22. Bölüm

22| Davet

Flower
zeyzeynepp

Onu omuzlarından iterken sinirlendiğimi hissediyordum. Biz bir davetteydik ve onu geçtim lavabonun hemen önündeydik. İçeri de kimse yoktu ama bu ne saçmalıktı? Nasıl yapabilirdi bunu? Cesareti nereden alıyordu?

Gözlerim gözlerine çıkarken öfke kusmak için can atıyordum. "Siz," dedim düşük bir tonda. Kimsenin bir şeyler duymasını istemezdim. Özellikle de bu gecenin güzel geçmesi gerekiyordu. Bir olay çıksın istemiyordum.

Aslında böyle olacağını hiç düşünmemiştim. Yavuz beyden uzak durup bugünü böyle kapatacağımı sanmıştım ama işte sadece sanmakla kalmıştı. Yavuz bey sanki bunu bozmak için peşime düşmüştü.
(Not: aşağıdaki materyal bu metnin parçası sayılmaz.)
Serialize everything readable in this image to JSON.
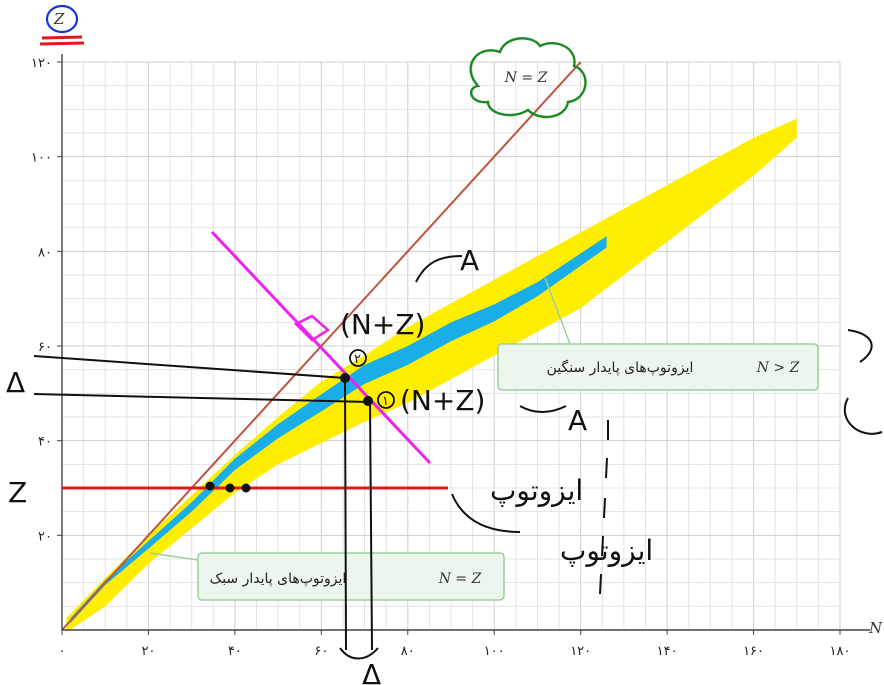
{
  "chart_data": {
    "type": "scatter",
    "title": "",
    "xlabel": "N",
    "ylabel": "Z",
    "xlim": [
      0,
      180
    ],
    "ylim": [
      0,
      120
    ],
    "xticks": [
      "۰",
      "۲۰",
      "۴۰",
      "۶۰",
      "۸۰",
      "۱۰۰",
      "۱۲۰",
      "۱۴۰",
      "۱۶۰",
      "۱۸۰"
    ],
    "yticks": [
      "۲۰",
      "۴۰",
      "۶۰",
      "۸۰",
      "۱۰۰",
      "۱۲۰"
    ],
    "grid": true,
    "colors": {
      "unstable": "#ffee00",
      "stable": "#1aaee8",
      "nz_line": "#c0533f"
    },
    "reference_line": {
      "label": "N = Z",
      "points": [
        [
          0,
          0
        ],
        [
          120,
          120
        ]
      ]
    },
    "bands": [
      {
        "name": "unstable-isotopes",
        "color": "#ffee00",
        "points": [
          [
            1,
            1,
            1.5
          ],
          [
            10,
            8,
            3
          ],
          [
            20,
            17,
            3
          ],
          [
            30,
            25,
            3.5
          ],
          [
            40,
            33,
            4
          ],
          [
            50,
            40,
            5
          ],
          [
            60,
            46,
            6.5
          ],
          [
            70,
            51,
            7
          ],
          [
            80,
            56,
            8
          ],
          [
            90,
            61,
            8
          ],
          [
            100,
            66,
            8
          ],
          [
            110,
            71,
            8
          ],
          [
            120,
            76,
            8
          ],
          [
            130,
            82,
            7
          ],
          [
            140,
            88,
            6
          ],
          [
            150,
            94,
            5
          ],
          [
            160,
            100,
            4
          ],
          [
            170,
            106,
            2
          ]
        ]
      },
      {
        "name": "stable-isotopes",
        "color": "#1aaee8",
        "points": [
          [
            2,
            2,
            0.5
          ],
          [
            10,
            10,
            0.5
          ],
          [
            20,
            18,
            0.8
          ],
          [
            30,
            26,
            1
          ],
          [
            40,
            35,
            1.2
          ],
          [
            50,
            42,
            1.5
          ],
          [
            60,
            48,
            1.8
          ],
          [
            70,
            54,
            2
          ],
          [
            80,
            58,
            2
          ],
          [
            90,
            63,
            2
          ],
          [
            100,
            67,
            1.8
          ],
          [
            110,
            72,
            1.5
          ],
          [
            126,
            82,
            1.2
          ]
        ]
      }
    ],
    "annotations": {
      "light": {
        "condition": "N = Z",
        "text": "ایزوتوپ‌های پایدار سبک"
      },
      "heavy": {
        "condition": "N > Z",
        "text": "ایزوتوپ‌های پایدار سنگین"
      },
      "cloud": "N = Z"
    },
    "handwriting": {
      "z_top": "Z",
      "delta_left": "Δ",
      "z_left": "Z",
      "delta_bottom": "Δ",
      "upper_arrow_a": "A",
      "lower_arrow_a": "A",
      "upper_label": "(N+Z)",
      "lower_label": "(N+Z)",
      "circle_left_digit": "۲",
      "circle_right_digit": "۱",
      "persian_word_1": "ایزوتوپ",
      "persian_word_2": "ایزوتوپ"
    }
  }
}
"Siz ne yaptığınızı zannediyorsunuz? Bunu nasıl yaparsınız?" Sesimi yükseltmemek için kendimi zor tutuyordum. Yakasına yapışıp söylemek istediğim çok şey vardı ama bulunduğumuz yer şu anda buna uygun değildi. Ailemi rezil etmek de istemezdim. Her şeyi geçtim biri görse yanlış anlayacaktı. Ablam zaten yanlış anlamaya dünden hazırdı.

"Defne hanım-"

"Konuşmayın lütfen. Sizin sesinizi dahi duymak istemiyorum. Arkadaş kalalım dediniz ben de tamam dedim ama bu istediğinizi yapabileceğiniz anlamına gelmiyor. Haddinizi yeterince aştığınızı düşünüyorum. Bundan sonra mümkünse sadece iş için görüşelim. İş arkadaşı olarak kalalım. Fazlası için uygun değiliz. Kendi kendinizi kandırarak beni de buna sürüklüyorsunuz." Kafasının basacağı şekilde anlattığımı düşünüyordum. Aptal değilse anlamıştır zaten. O yüzden onun için daha fazla nefesimi tüketmeme gerek yoktu. Şimdi içeri geçebilirdim.
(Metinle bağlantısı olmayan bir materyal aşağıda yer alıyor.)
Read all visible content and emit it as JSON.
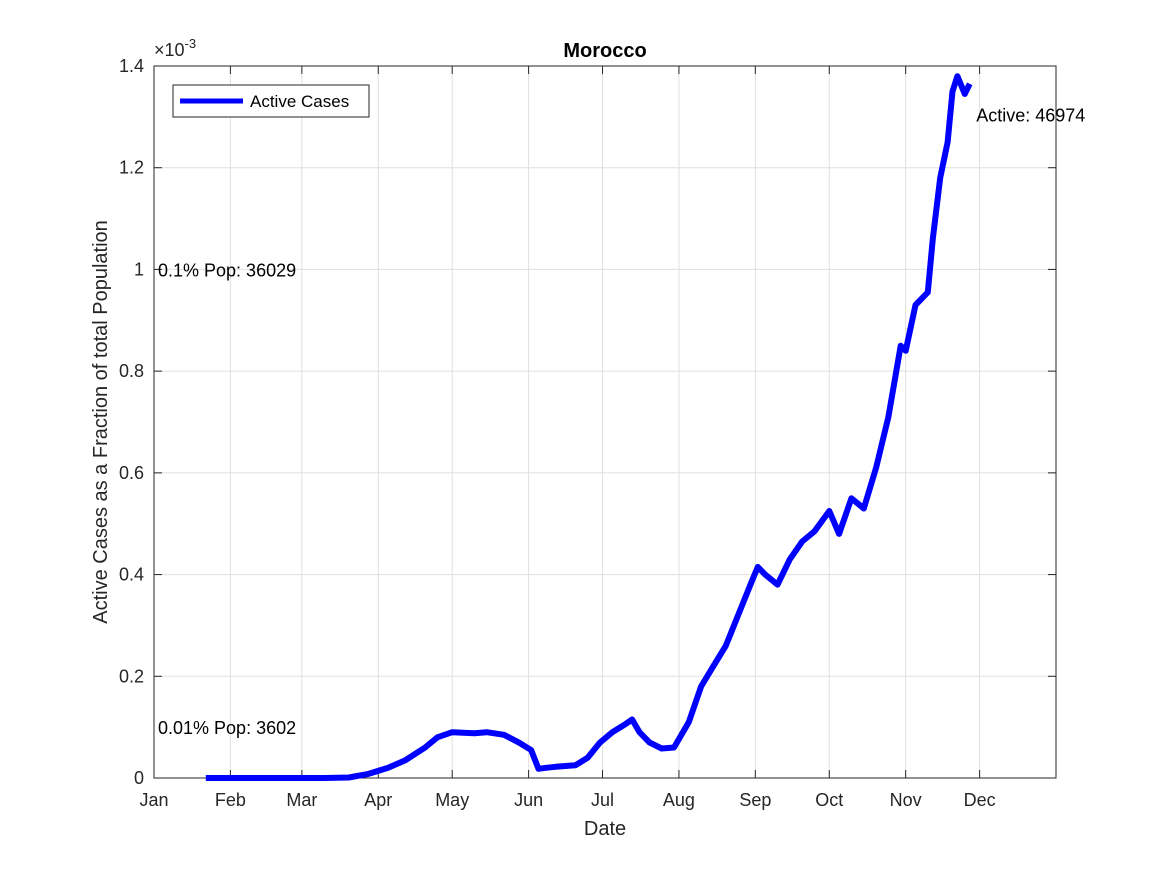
{
  "chart_data": {
    "type": "line",
    "title": "Morocco",
    "xlabel": "Date",
    "ylabel": "Active Cases as a Fraction of total Population",
    "y_exponent_label": "×10",
    "y_exponent_power": "-3",
    "y_scale_factor": 0.001,
    "xlim": [
      "Jan",
      "end of Dec"
    ],
    "ylim": [
      0,
      1.4
    ],
    "x_ticks": [
      "Jan",
      "Feb",
      "Mar",
      "Apr",
      "May",
      "Jun",
      "Jul",
      "Aug",
      "Sep",
      "Oct",
      "Nov",
      "Dec"
    ],
    "y_ticks": [
      "0",
      "0.2",
      "0.4",
      "0.6",
      "0.8",
      "1",
      "1.2",
      "1.4"
    ],
    "y_tick_values": [
      0,
      0.2,
      0.4,
      0.6,
      0.8,
      1.0,
      1.2,
      1.4
    ],
    "grid": true,
    "legend_position": "top-left",
    "series": [
      {
        "name": "Active Cases",
        "color": "#0000ff",
        "x": [
          "Jan 22",
          "Feb 15",
          "Mar 10",
          "Mar 20",
          "Mar 28",
          "Apr 5",
          "Apr 12",
          "Apr 20",
          "Apr 25",
          "May 1",
          "May 10",
          "May 15",
          "May 22",
          "May 28",
          "Jun 2",
          "Jun 5",
          "Jun 8",
          "Jun 12",
          "Jun 20",
          "Jun 25",
          "Jun 30",
          "Jul 5",
          "Jul 10",
          "Jul 13",
          "Jul 16",
          "Jul 20",
          "Jul 25",
          "Jul 30",
          "Aug 5",
          "Aug 10",
          "Aug 15",
          "Aug 20",
          "Aug 25",
          "Aug 30",
          "Sep 2",
          "Sep 5",
          "Sep 10",
          "Sep 15",
          "Sep 20",
          "Sep 25",
          "Oct 1",
          "Oct 5",
          "Oct 10",
          "Oct 15",
          "Oct 20",
          "Oct 25",
          "Oct 30",
          "Nov 1",
          "Nov 5",
          "Nov 10",
          "Nov 12",
          "Nov 15",
          "Nov 18",
          "Nov 20",
          "Nov 22",
          "Nov 25",
          "Nov 27"
        ],
        "values": [
          0,
          0,
          0,
          0.001,
          0.008,
          0.02,
          0.035,
          0.06,
          0.08,
          0.09,
          0.088,
          0.09,
          0.085,
          0.07,
          0.055,
          0.018,
          0.02,
          0.022,
          0.025,
          0.04,
          0.07,
          0.09,
          0.105,
          0.115,
          0.09,
          0.07,
          0.058,
          0.06,
          0.11,
          0.18,
          0.22,
          0.26,
          0.32,
          0.38,
          0.415,
          0.4,
          0.38,
          0.43,
          0.465,
          0.485,
          0.525,
          0.48,
          0.55,
          0.53,
          0.61,
          0.71,
          0.85,
          0.84,
          0.93,
          0.955,
          1.06,
          1.18,
          1.25,
          1.35,
          1.38,
          1.345,
          1.365
        ]
      }
    ],
    "annotations": [
      {
        "text": "Active: 46974",
        "x": "Nov 28",
        "y": 1.305
      },
      {
        "text": "0.1% Pop: 36029",
        "x": "Jan 1",
        "y": 1.0
      },
      {
        "text": "0.01% Pop: 3602",
        "x": "Jan 1",
        "y": 0.1
      }
    ]
  }
}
Gitmek için adım atmam gerekiyordu ama Yavuz bey önümden çekilmiyordu. Sanırım onu daha güçlü bir şekilde itmeliydim. "Defne hanım, siz konuştunuz. Şimdi sıra ben de. Beni dinlemeden bir yere gidemezsiniz." Erkeklerin saçmalıklarından bıkmıştım. O da Levent gibi aynı şeyleri söyleyip canımı sıkacaktı sadece. "Yavuz bey ben çok sıkıldım artık. Şu genç yaşımda hayatımdan bezdim. Beni rahat bırakın.”
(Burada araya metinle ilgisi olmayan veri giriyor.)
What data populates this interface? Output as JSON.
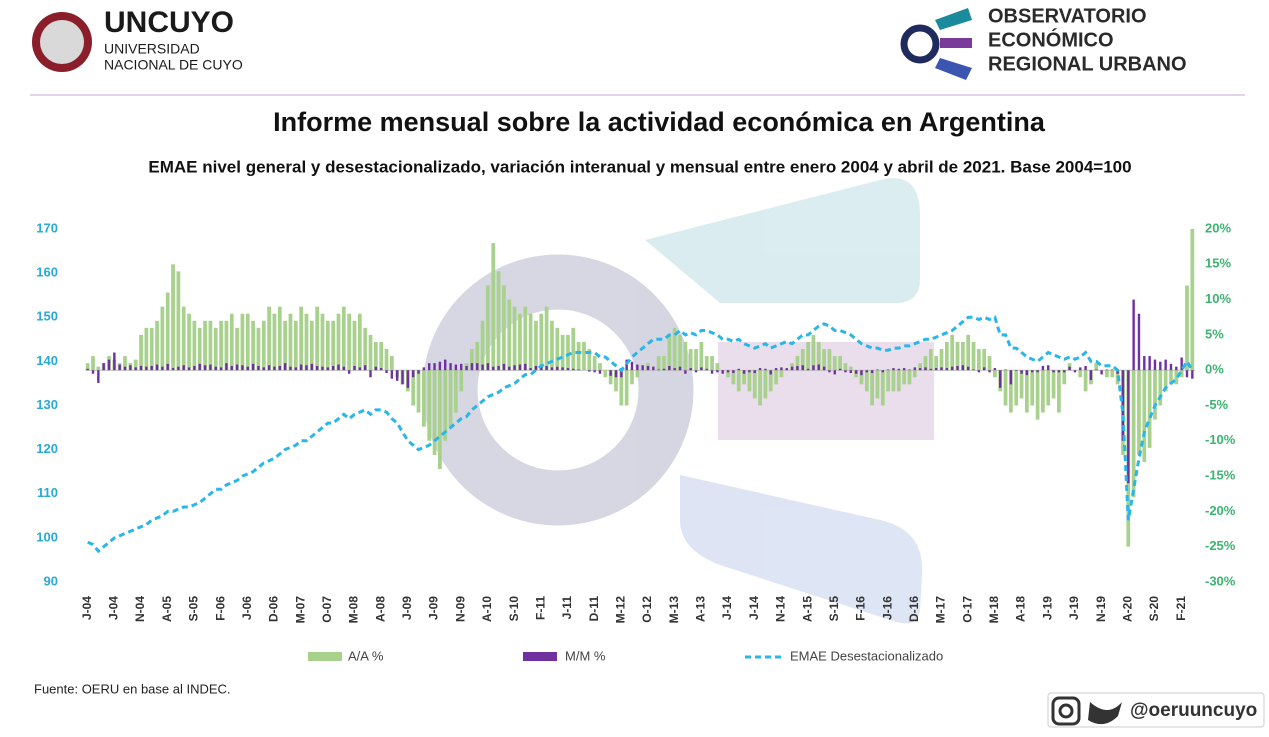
{
  "header": {
    "uni": "UNCUYO",
    "uni_sub1": "UNIVERSIDAD",
    "uni_sub2": "NACIONAL DE CUYO",
    "obs1": "OBSERVATORIO",
    "obs2": "ECONÓMICO",
    "obs3": "REGIONAL URBANO"
  },
  "footer": {
    "source": "Fuente: OERU en base al INDEC.",
    "handle": "@oeruuncuyo"
  },
  "chart_data": {
    "type": "bar-line",
    "title": "Informe mensual sobre la actividad económica en Argentina",
    "subtitle": "EMAE nivel general y desestacionalizado, variación interanual y mensual entre enero 2004 y abril de 2021. Base 2004=100",
    "categories": [
      "J-04",
      null,
      null,
      null,
      null,
      "J-04",
      null,
      null,
      null,
      null,
      "N-04",
      null,
      null,
      null,
      null,
      "A-05",
      null,
      null,
      null,
      null,
      "S-05",
      null,
      null,
      null,
      null,
      "F-06",
      null,
      null,
      null,
      null,
      "J-06",
      null,
      null,
      null,
      null,
      "D-06",
      null,
      null,
      null,
      null,
      "M-07",
      null,
      null,
      null,
      null,
      "O-07",
      null,
      null,
      null,
      null,
      "M-08",
      null,
      null,
      null,
      null,
      "A-08",
      null,
      null,
      null,
      null,
      "J-09",
      null,
      null,
      null,
      null,
      "J-09",
      null,
      null,
      null,
      null,
      "N-09",
      null,
      null,
      null,
      null,
      "A-10",
      null,
      null,
      null,
      null,
      "S-10",
      null,
      null,
      null,
      null,
      "F-11",
      null,
      null,
      null,
      null,
      "J-11",
      null,
      null,
      null,
      null,
      "D-11",
      null,
      null,
      null,
      null,
      "M-12",
      null,
      null,
      null,
      null,
      "O-12",
      null,
      null,
      null,
      null,
      "M-13",
      null,
      null,
      null,
      null,
      "A-13",
      null,
      null,
      null,
      null,
      "J-14",
      null,
      null,
      null,
      null,
      "J-14",
      null,
      null,
      null,
      null,
      "N-14",
      null,
      null,
      null,
      null,
      "A-15",
      null,
      null,
      null,
      null,
      "S-15",
      null,
      null,
      null,
      null,
      "F-16",
      null,
      null,
      null,
      null,
      "J-16",
      null,
      null,
      null,
      null,
      "D-16",
      null,
      null,
      null,
      null,
      "M-17",
      null,
      null,
      null,
      null,
      "O-17",
      null,
      null,
      null,
      null,
      "M-18",
      null,
      null,
      null,
      null,
      "A-18",
      null,
      null,
      null,
      null,
      "J-19",
      null,
      null,
      null,
      null,
      "J-19",
      null,
      null,
      null,
      null,
      "N-19",
      null,
      null,
      null,
      null,
      "A-20",
      null,
      null,
      null,
      null,
      "S-20",
      null,
      null,
      null,
      null,
      "F-21",
      null,
      null
    ],
    "series": [
      {
        "name": "A/A %",
        "color": "#a9d18e",
        "axis": "y2",
        "kind": "bar",
        "values": [
          1,
          2,
          0.5,
          1,
          2,
          1.5,
          1,
          2,
          1,
          1.5,
          5,
          6,
          6,
          7,
          9,
          11,
          15,
          14,
          9,
          8,
          7,
          6,
          7,
          7,
          6,
          7,
          7,
          8,
          6,
          8,
          8,
          7,
          6,
          7,
          9,
          8,
          9,
          7,
          8,
          7,
          9,
          8,
          7,
          9,
          8,
          7,
          7,
          8,
          9,
          8,
          7,
          8,
          6,
          5,
          4,
          4,
          3,
          2,
          -1,
          -2,
          -3,
          -5,
          -6,
          -8,
          -10,
          -12,
          -14,
          -10,
          -8,
          -6,
          -3,
          1,
          3,
          4,
          7,
          12,
          18,
          14,
          12,
          10,
          9,
          8,
          9,
          8,
          7,
          8,
          9,
          7,
          6,
          5,
          5,
          6,
          4,
          4,
          3,
          2,
          1,
          -1,
          -2,
          -3,
          -5,
          -5,
          -2,
          -1,
          0,
          1,
          0,
          2,
          2,
          5,
          6,
          5,
          4,
          3,
          3,
          4,
          2,
          2,
          1,
          0,
          -1,
          -2,
          -3,
          -2,
          -3,
          -4,
          -5,
          -4,
          -3,
          -2,
          -1,
          0,
          1,
          2,
          3,
          4,
          5,
          4,
          3,
          3,
          2,
          2,
          1,
          0.5,
          -1,
          -2,
          -3,
          -5,
          -4,
          -5,
          -3,
          -3,
          -3,
          -2,
          -2,
          -1,
          1,
          2,
          3,
          2,
          3,
          4,
          5,
          4,
          4,
          5,
          4,
          3,
          3,
          2,
          -1,
          -3,
          -5,
          -6,
          -5,
          -4,
          -6,
          -5,
          -7,
          -6,
          -5,
          -4,
          -6,
          -2,
          1,
          0,
          -1,
          -3,
          -2,
          1,
          0,
          -1,
          -1,
          -2,
          -12,
          -25,
          -18,
          -12,
          -13,
          -11,
          -7,
          -5,
          -3,
          -2,
          -2,
          -1,
          12,
          20
        ]
      },
      {
        "name": "M/M %",
        "color": "#7030a0",
        "axis": "y2",
        "kind": "bar",
        "values": [
          0.2,
          -0.5,
          -1.8,
          1,
          1.5,
          2.5,
          0.8,
          0.5,
          0.7,
          0.4,
          0.6,
          0.5,
          0.6,
          0.8,
          0.5,
          0.9,
          0.3,
          0.5,
          0.7,
          0.4,
          0.6,
          0.9,
          0.7,
          0.8,
          0.5,
          0.4,
          1,
          0.6,
          0.8,
          0.7,
          0.5,
          0.9,
          0.6,
          0.4,
          0.7,
          0.5,
          0.6,
          1,
          0.5,
          0.4,
          0.8,
          0.7,
          0.9,
          0.6,
          0.5,
          0.4,
          0.6,
          0.8,
          0.5,
          -0.5,
          0.6,
          0.4,
          0.7,
          -1,
          0.5,
          0.3,
          -0.4,
          -1.2,
          -1.5,
          -2,
          -2.5,
          -1,
          -0.5,
          0.4,
          1,
          1,
          1.2,
          1.5,
          1,
          0.8,
          0.9,
          0.6,
          1,
          1,
          0.8,
          1,
          0.5,
          0.6,
          0.9,
          0.5,
          0.7,
          0.8,
          0.9,
          0.3,
          0.6,
          0.5,
          0.6,
          0.4,
          0.5,
          0.4,
          0.3,
          0.2,
          0.1,
          0,
          -0.2,
          -0.3,
          -0.5,
          0,
          -0.8,
          -1,
          -1,
          1.5,
          1.2,
          0.8,
          0.7,
          0.6,
          0.5,
          0.1,
          0.2,
          0.6,
          0.3,
          0.5,
          -0.5,
          0.3,
          -0.3,
          0.4,
          0.2,
          -0.5,
          -0.3,
          -0.5,
          -0.3,
          -0.4,
          0.2,
          -0.5,
          -0.3,
          -0.4,
          0.3,
          0.2,
          -0.6,
          0.3,
          0.4,
          0.3,
          0.5,
          0.6,
          0.7,
          0.2,
          0.7,
          0.8,
          0.5,
          -0.3,
          -0.6,
          0.2,
          -0.3,
          -0.4,
          -0.5,
          -0.7,
          -0.3,
          -0.4,
          0.1,
          -0.3,
          0.1,
          0.3,
          0.2,
          0.3,
          0.1,
          0.4,
          0.3,
          0.4,
          0.2,
          0.3,
          0.4,
          0.3,
          0.5,
          0.6,
          0.7,
          0.5,
          0.1,
          -0.3,
          0.4,
          -0.3,
          0.3,
          -2.5,
          0.1,
          -2,
          -0.1,
          -0.5,
          -0.7,
          -0.3,
          -0.3,
          0.6,
          0.7,
          -0.3,
          -0.3,
          -0.3,
          0.5,
          -0.3,
          0.4,
          0.6,
          -1.4,
          0.1,
          -0.6,
          0.1,
          0.1,
          -0.5,
          -10,
          -16,
          10,
          8,
          2,
          2,
          1.5,
          1.2,
          1.5,
          0.9,
          0.5,
          1.8,
          -1,
          -1.2
        ]
      },
      {
        "name": "EMAE Desestacionalizado",
        "color": "#29b6e8",
        "axis": "y",
        "kind": "line",
        "values": [
          99,
          98.5,
          97,
          98,
          99,
          100,
          100.5,
          101,
          101.5,
          102,
          102.5,
          103,
          104,
          104.5,
          105,
          106,
          106,
          106.5,
          107,
          107,
          107.5,
          108,
          109,
          110,
          111,
          111,
          112,
          112.5,
          113,
          114,
          114.5,
          115,
          116,
          117,
          117.5,
          118,
          119,
          120,
          120.5,
          121,
          122,
          122,
          123,
          124,
          125,
          126,
          126,
          127,
          128,
          127,
          128,
          128.5,
          129,
          128,
          129,
          129,
          128.5,
          127,
          126,
          124,
          122,
          121,
          120,
          120.5,
          121,
          122,
          123,
          124,
          125,
          126,
          127,
          127.5,
          129,
          130,
          131,
          132,
          132.5,
          133,
          134,
          134.5,
          135,
          136,
          137,
          137,
          138,
          139,
          139.5,
          140,
          140.5,
          141,
          141.5,
          142,
          142,
          142,
          142,
          142,
          141,
          141,
          140,
          139,
          138,
          139.5,
          141,
          142,
          143,
          144,
          145,
          145,
          145,
          146,
          146,
          147,
          146,
          146.5,
          146,
          147,
          147,
          146.5,
          146,
          145,
          145,
          144.5,
          145,
          144,
          143.5,
          143,
          143.5,
          144,
          143,
          143.5,
          144,
          144.5,
          144,
          145,
          146,
          146,
          147,
          148,
          148.5,
          148,
          147,
          147,
          146.5,
          146,
          145,
          144,
          143.5,
          143,
          143,
          142.5,
          142.5,
          143,
          143,
          143.5,
          143.5,
          144,
          144.5,
          145,
          145,
          145.5,
          146,
          146.5,
          147,
          148,
          149,
          150,
          150,
          149.5,
          150,
          149.5,
          150,
          146,
          146,
          143,
          143,
          142,
          141,
          140.5,
          140,
          141,
          142,
          141.5,
          141,
          140.5,
          141,
          140.5,
          141,
          142,
          140,
          140,
          139,
          139,
          139,
          138,
          128,
          104,
          111,
          118,
          124,
          127,
          130,
          132,
          134,
          135,
          136,
          138,
          140,
          138
        ]
      }
    ],
    "ylim": [
      90,
      170
    ],
    "yticks": [
      90,
      100,
      110,
      120,
      130,
      140,
      150,
      160,
      170
    ],
    "y2lim": [
      -30,
      20
    ],
    "y2ticks": [
      {
        "value": -30,
        "label": "-30%"
      },
      {
        "value": -25,
        "label": "-25%"
      },
      {
        "value": -20,
        "label": "-20%"
      },
      {
        "value": -15,
        "label": "-15%"
      },
      {
        "value": -10,
        "label": "-10%"
      },
      {
        "value": -5,
        "label": "-5%"
      },
      {
        "value": 0,
        "label": "0%"
      },
      {
        "value": 5,
        "label": "5%"
      },
      {
        "value": 10,
        "label": "10%"
      },
      {
        "value": 15,
        "label": "15%"
      },
      {
        "value": 20,
        "label": "20%"
      }
    ],
    "grid": false,
    "legend": "bottom"
  }
}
"Özür dilerim. Sizi bir anda öpmemeliydim. Hatta böyle bir girişimde bulunmamalıydım ama bir an için tek çarenin bu olduğuna inandım. Yanlış bir seçim olduğunu biliyorum ama beni de dinlemelisiniz. Ben de çok sıkıldım. Sürekli kendimi geri tutmaktan çok sıkıldım. Konu siz olduğunda arkadaş sıfatıyla yanınızda bulunmaktan çok sıkıldım. Bir ilişki istemediğinizi de biliyorum ama yapamıyorum. Hem bir şeyler hisseden tarafın sadece ben olduğumu da düşünmüyorum. Siz de bana karşı bir şeyler hissediyorsunuz ama kabullenmiyorsunuz. Beni eski eşinizle karıştırıyorsunuz." Bunu daha ne kadar konuşacaktık, bilmiyordum. "Yavuz bey eski eşimi unutalı çok oldu. Ben sadece kimseyi istemiyorum. Neden anlamamakta ısrarcısınız?"

Kafasını iki yana salladı. "Hayır, siz de bana karşı bir şeyler hissediyorsunuz. Benim üzerimde test yapmanız bile bunun bir kanıtı aslında. Sizi sonuna kadar beklemek istiyordum ama bunu yapamayacağım. Siz kaçmak istediğinizde ben kovalayacağım." Elimi alnıma atıp saçlarımı da geriye attım. Laftan anlamıyordu işte. Ne bekliyordum ki?

"Beni kıskanıyorsunuz, üzerimde test uyguluyorsunuz, Defne hanım. Sizce de bunlar yeterli sebepler değil mi? Daha fazlasını da saymamı ister misiniz?"

"Konu bu değil Yavuz bey. Konu beni öpmeniz. İznim olmadan tuvalet kenarında beni öptünüz. Hem de bir davetteyken. İçeride ne kadar insanın olduğundan haberiniz var mı? Aramızda bir şeyler olduğunu düşünecekler." Gülümsedi ve biraz yaklaştı. "Bana kalırsa sizi öpmemi çok da takmış gibi görünmüyorsunuz."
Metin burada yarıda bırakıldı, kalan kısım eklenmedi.